United States and others suspended for Anti-Doping violations
The one negative issue arising out of the weekend was the suspension of the United States, Canada, Mexico, Finland, Sweden & Denmark for breaking IFAF Anti-Doping rules. The suspensions were handed out because these countries refused to cooperate with World Anti-Doping Association (WADA) recommended measures for out of competition testing including refusing to give athletes’ whereabouts information.
“IFAF, as a WADA signatory and IOC recognised International Federation, is committed to protecting clean athletes. I sincerely hope that these national federations realise the grave position they have put themselves in and that they comply with the WADA and IFAF Anti-doping program as soon as possible”, stated IFAF President Mr Tommy Wiking.

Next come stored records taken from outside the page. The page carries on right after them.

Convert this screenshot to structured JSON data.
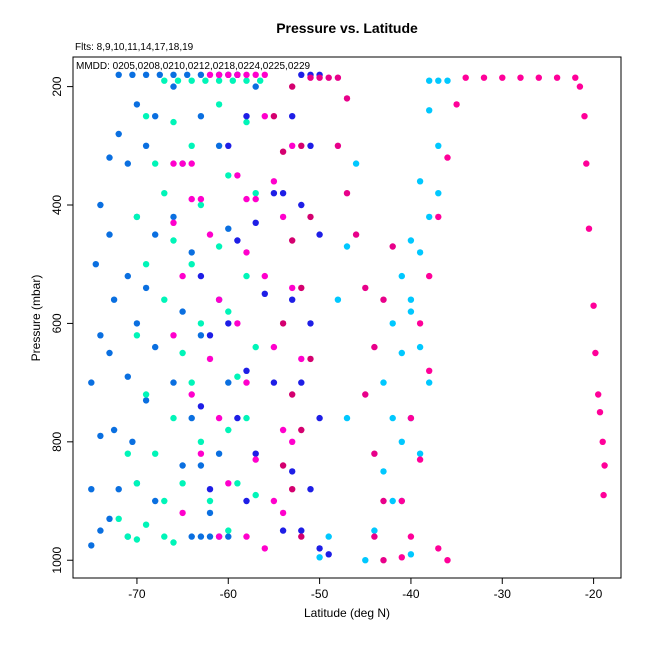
{
  "chart_data": {
    "type": "scatter",
    "title": "Pressure vs. Latitude",
    "subtitle": "Flts: 8,9,10,11,14,17,18,19",
    "legend_text": "MMDD: 0205,0208,0210,0212,0218,0224,0225,0229",
    "xlabel": "Latitude (deg N)",
    "ylabel": "Pressure (mbar)",
    "xlim": [
      -77,
      -17
    ],
    "ylim": [
      1030,
      150
    ],
    "y_reversed": true,
    "x_ticks": [
      -70,
      -60,
      -50,
      -40,
      -30,
      -20
    ],
    "y_ticks": [
      200,
      400,
      600,
      800,
      1000
    ],
    "series": [
      {
        "name": "0205",
        "color": "#0A6FE0",
        "points": [
          [
            -72,
            180
          ],
          [
            -70.5,
            180
          ],
          [
            -69,
            180
          ],
          [
            -67.5,
            180
          ],
          [
            -66,
            180
          ],
          [
            -64.5,
            180
          ],
          [
            -63,
            180
          ],
          [
            -73,
            320
          ],
          [
            -74,
            400
          ],
          [
            -74.5,
            500
          ],
          [
            -74,
            620
          ],
          [
            -75,
            700
          ],
          [
            -74,
            790
          ],
          [
            -75,
            880
          ],
          [
            -74,
            950
          ],
          [
            -75,
            975
          ],
          [
            -72,
            280
          ],
          [
            -73,
            450
          ],
          [
            -72.5,
            560
          ],
          [
            -73,
            650
          ],
          [
            -72.5,
            780
          ],
          [
            -72,
            880
          ],
          [
            -73,
            930
          ],
          [
            -70,
            230
          ],
          [
            -71,
            330
          ],
          [
            -70,
            420
          ],
          [
            -71,
            520
          ],
          [
            -70,
            600
          ],
          [
            -71,
            690
          ],
          [
            -70.5,
            800
          ],
          [
            -70,
            870
          ],
          [
            -71,
            960
          ],
          [
            -68,
            250
          ],
          [
            -69,
            300
          ],
          [
            -68,
            450
          ],
          [
            -69,
            540
          ],
          [
            -68,
            640
          ],
          [
            -69,
            730
          ],
          [
            -68,
            900
          ],
          [
            -66,
            200
          ],
          [
            -65,
            330
          ],
          [
            -66,
            420
          ],
          [
            -65,
            580
          ],
          [
            -66,
            700
          ],
          [
            -65,
            840
          ],
          [
            -64,
            960
          ],
          [
            -63,
            960
          ],
          [
            -62,
            960
          ],
          [
            -63,
            250
          ],
          [
            -64,
            480
          ],
          [
            -63,
            620
          ],
          [
            -64,
            760
          ],
          [
            -63,
            840
          ],
          [
            -62,
            920
          ],
          [
            -61,
            960
          ],
          [
            -60,
            960
          ],
          [
            -61,
            300
          ],
          [
            -60,
            440
          ],
          [
            -61,
            560
          ],
          [
            -60,
            700
          ],
          [
            -61,
            820
          ],
          [
            -59,
            180
          ],
          [
            -57,
            200
          ]
        ]
      },
      {
        "name": "0208",
        "color": "#00F5B8",
        "points": [
          [
            -67,
            190
          ],
          [
            -65.5,
            190
          ],
          [
            -64,
            190
          ],
          [
            -62.5,
            190
          ],
          [
            -61,
            190
          ],
          [
            -59.5,
            190
          ],
          [
            -58,
            190
          ],
          [
            -56.5,
            190
          ],
          [
            -69,
            250
          ],
          [
            -68,
            330
          ],
          [
            -70,
            420
          ],
          [
            -69,
            500
          ],
          [
            -70,
            620
          ],
          [
            -69,
            720
          ],
          [
            -71,
            820
          ],
          [
            -70,
            870
          ],
          [
            -72,
            930
          ],
          [
            -71,
            960
          ],
          [
            -70,
            965
          ],
          [
            -68,
            820
          ],
          [
            -67,
            900
          ],
          [
            -69,
            940
          ],
          [
            -67,
            960
          ],
          [
            -66,
            970
          ],
          [
            -66,
            260
          ],
          [
            -67,
            380
          ],
          [
            -66,
            460
          ],
          [
            -67,
            560
          ],
          [
            -65,
            650
          ],
          [
            -66,
            760
          ],
          [
            -65,
            870
          ],
          [
            -64,
            300
          ],
          [
            -63,
            400
          ],
          [
            -64,
            500
          ],
          [
            -63,
            600
          ],
          [
            -64,
            700
          ],
          [
            -63,
            800
          ],
          [
            -62,
            900
          ],
          [
            -61,
            230
          ],
          [
            -60,
            350
          ],
          [
            -61,
            470
          ],
          [
            -60,
            580
          ],
          [
            -59,
            690
          ],
          [
            -60,
            780
          ],
          [
            -59,
            870
          ],
          [
            -60,
            950
          ],
          [
            -58,
            260
          ],
          [
            -57,
            380
          ],
          [
            -58,
            520
          ],
          [
            -57,
            640
          ],
          [
            -58,
            760
          ],
          [
            -57,
            890
          ]
        ]
      },
      {
        "name": "0210",
        "color": "#1E1EE6",
        "points": [
          [
            -61,
            180
          ],
          [
            -60,
            180
          ],
          [
            -59,
            180
          ],
          [
            -52,
            180
          ],
          [
            -51,
            180
          ],
          [
            -50,
            180
          ],
          [
            -55,
            380
          ],
          [
            -54,
            380
          ],
          [
            -56,
            550
          ],
          [
            -55,
            700
          ],
          [
            -54,
            950
          ],
          [
            -63,
            520
          ],
          [
            -62,
            620
          ],
          [
            -63,
            740
          ],
          [
            -62,
            880
          ],
          [
            -60,
            300
          ],
          [
            -59,
            460
          ],
          [
            -60,
            600
          ],
          [
            -59,
            760
          ],
          [
            -58,
            900
          ],
          [
            -58,
            250
          ],
          [
            -57,
            430
          ],
          [
            -58,
            680
          ],
          [
            -57,
            820
          ],
          [
            -53,
            250
          ],
          [
            -52,
            400
          ],
          [
            -53,
            560
          ],
          [
            -52,
            700
          ],
          [
            -53,
            850
          ],
          [
            -52,
            950
          ],
          [
            -51,
            300
          ],
          [
            -50,
            450
          ],
          [
            -51,
            600
          ],
          [
            -50,
            760
          ],
          [
            -51,
            880
          ],
          [
            -50,
            980
          ],
          [
            -49,
            990
          ]
        ]
      },
      {
        "name": "0212",
        "color": "#00C8FF",
        "points": [
          [
            -37,
            190
          ],
          [
            -38,
            190
          ],
          [
            -36,
            190
          ],
          [
            -38,
            240
          ],
          [
            -37,
            300
          ],
          [
            -39,
            360
          ],
          [
            -38,
            420
          ],
          [
            -40,
            460
          ],
          [
            -41,
            520
          ],
          [
            -40,
            560
          ],
          [
            -42,
            600
          ],
          [
            -41,
            650
          ],
          [
            -43,
            700
          ],
          [
            -42,
            760
          ],
          [
            -41,
            800
          ],
          [
            -43,
            850
          ],
          [
            -42,
            900
          ],
          [
            -44,
            950
          ],
          [
            -45,
            1000
          ],
          [
            -37,
            380
          ],
          [
            -39,
            480
          ],
          [
            -40,
            580
          ],
          [
            -39,
            640
          ],
          [
            -38,
            700
          ],
          [
            -40,
            760
          ],
          [
            -39,
            820
          ],
          [
            -41,
            900
          ],
          [
            -40,
            990
          ],
          [
            -46,
            330
          ],
          [
            -47,
            470
          ],
          [
            -48,
            560
          ],
          [
            -47,
            760
          ],
          [
            -49,
            960
          ],
          [
            -50,
            995
          ]
        ]
      },
      {
        "name": "0218",
        "color": "#FF0099",
        "points": [
          [
            -34,
            185
          ],
          [
            -32,
            185
          ],
          [
            -30,
            185
          ],
          [
            -28,
            185
          ],
          [
            -26,
            185
          ],
          [
            -24,
            185
          ],
          [
            -22,
            185
          ],
          [
            -21.5,
            200
          ],
          [
            -21,
            250
          ],
          [
            -20.8,
            330
          ],
          [
            -20.5,
            440
          ],
          [
            -20,
            570
          ],
          [
            -19.8,
            650
          ],
          [
            -19.5,
            720
          ],
          [
            -19.3,
            750
          ],
          [
            -19,
            800
          ],
          [
            -18.8,
            840
          ],
          [
            -18.9,
            890
          ],
          [
            -35,
            230
          ],
          [
            -36,
            320
          ],
          [
            -37,
            420
          ],
          [
            -38,
            520
          ],
          [
            -39,
            600
          ],
          [
            -38,
            680
          ],
          [
            -40,
            760
          ],
          [
            -39,
            830
          ],
          [
            -41,
            900
          ],
          [
            -40,
            960
          ],
          [
            -41,
            995
          ],
          [
            -37,
            980
          ],
          [
            -36,
            1000
          ]
        ]
      },
      {
        "name": "0224",
        "color": "#E8008A",
        "points": [
          [
            -48,
            185
          ],
          [
            -49,
            185
          ],
          [
            -50,
            185
          ],
          [
            -51,
            185
          ],
          [
            -47,
            220
          ],
          [
            -48,
            300
          ],
          [
            -47,
            380
          ],
          [
            -46,
            450
          ],
          [
            -45,
            540
          ],
          [
            -44,
            640
          ],
          [
            -45,
            720
          ],
          [
            -44,
            820
          ],
          [
            -43,
            900
          ],
          [
            -44,
            960
          ],
          [
            -43,
            1000
          ],
          [
            -42,
            470
          ],
          [
            -43,
            560
          ]
        ]
      },
      {
        "name": "0225",
        "color": "#FF00CC",
        "points": [
          [
            -62,
            180
          ],
          [
            -61,
            180
          ],
          [
            -60,
            180
          ],
          [
            -59,
            180
          ],
          [
            -58,
            180
          ],
          [
            -57,
            180
          ],
          [
            -56,
            180
          ],
          [
            -66,
            330
          ],
          [
            -65,
            330
          ],
          [
            -64,
            330
          ],
          [
            -64,
            390
          ],
          [
            -63,
            390
          ],
          [
            -58,
            390
          ],
          [
            -57,
            390
          ],
          [
            -66,
            430
          ],
          [
            -65,
            520
          ],
          [
            -66,
            620
          ],
          [
            -64,
            720
          ],
          [
            -63,
            820
          ],
          [
            -65,
            920
          ],
          [
            -62,
            450
          ],
          [
            -61,
            560
          ],
          [
            -62,
            660
          ],
          [
            -61,
            760
          ],
          [
            -60,
            870
          ],
          [
            -61,
            960
          ],
          [
            -59,
            350
          ],
          [
            -58,
            480
          ],
          [
            -59,
            600
          ],
          [
            -58,
            700
          ],
          [
            -57,
            830
          ],
          [
            -58,
            960
          ],
          [
            -56,
            980
          ],
          [
            -56,
            250
          ],
          [
            -55,
            360
          ],
          [
            -56,
            520
          ],
          [
            -55,
            640
          ],
          [
            -54,
            780
          ],
          [
            -55,
            900
          ],
          [
            -53,
            300
          ],
          [
            -54,
            420
          ],
          [
            -53,
            540
          ],
          [
            -52,
            660
          ],
          [
            -53,
            800
          ],
          [
            -54,
            920
          ]
        ]
      },
      {
        "name": "0229",
        "color": "#D4006F",
        "points": [
          [
            -53,
            200
          ],
          [
            -52,
            300
          ],
          [
            -51,
            420
          ],
          [
            -52,
            540
          ],
          [
            -51,
            660
          ],
          [
            -52,
            780
          ],
          [
            -53,
            880
          ],
          [
            -52,
            960
          ],
          [
            -55,
            250
          ],
          [
            -54,
            310
          ],
          [
            -53,
            460
          ],
          [
            -54,
            600
          ],
          [
            -53,
            720
          ],
          [
            -54,
            840
          ]
        ]
      }
    ]
  }
}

The refusal by the United States to cooperate with anti-doping testing mirrors a situation encountered by IAFA recently. Representatives of the recent Boston College v Georgia Tech game in Aviva Stadium asked to be tipped off in advance of any short notice surprise testing to be undertaken by local or International anti-doping organisations and indicated a reluctance to give anti-doping testers direct access to athletes. All recognised sports contests in Ireland are required to adhere to National and International anti-doping rules, which may include the random testing of athletes.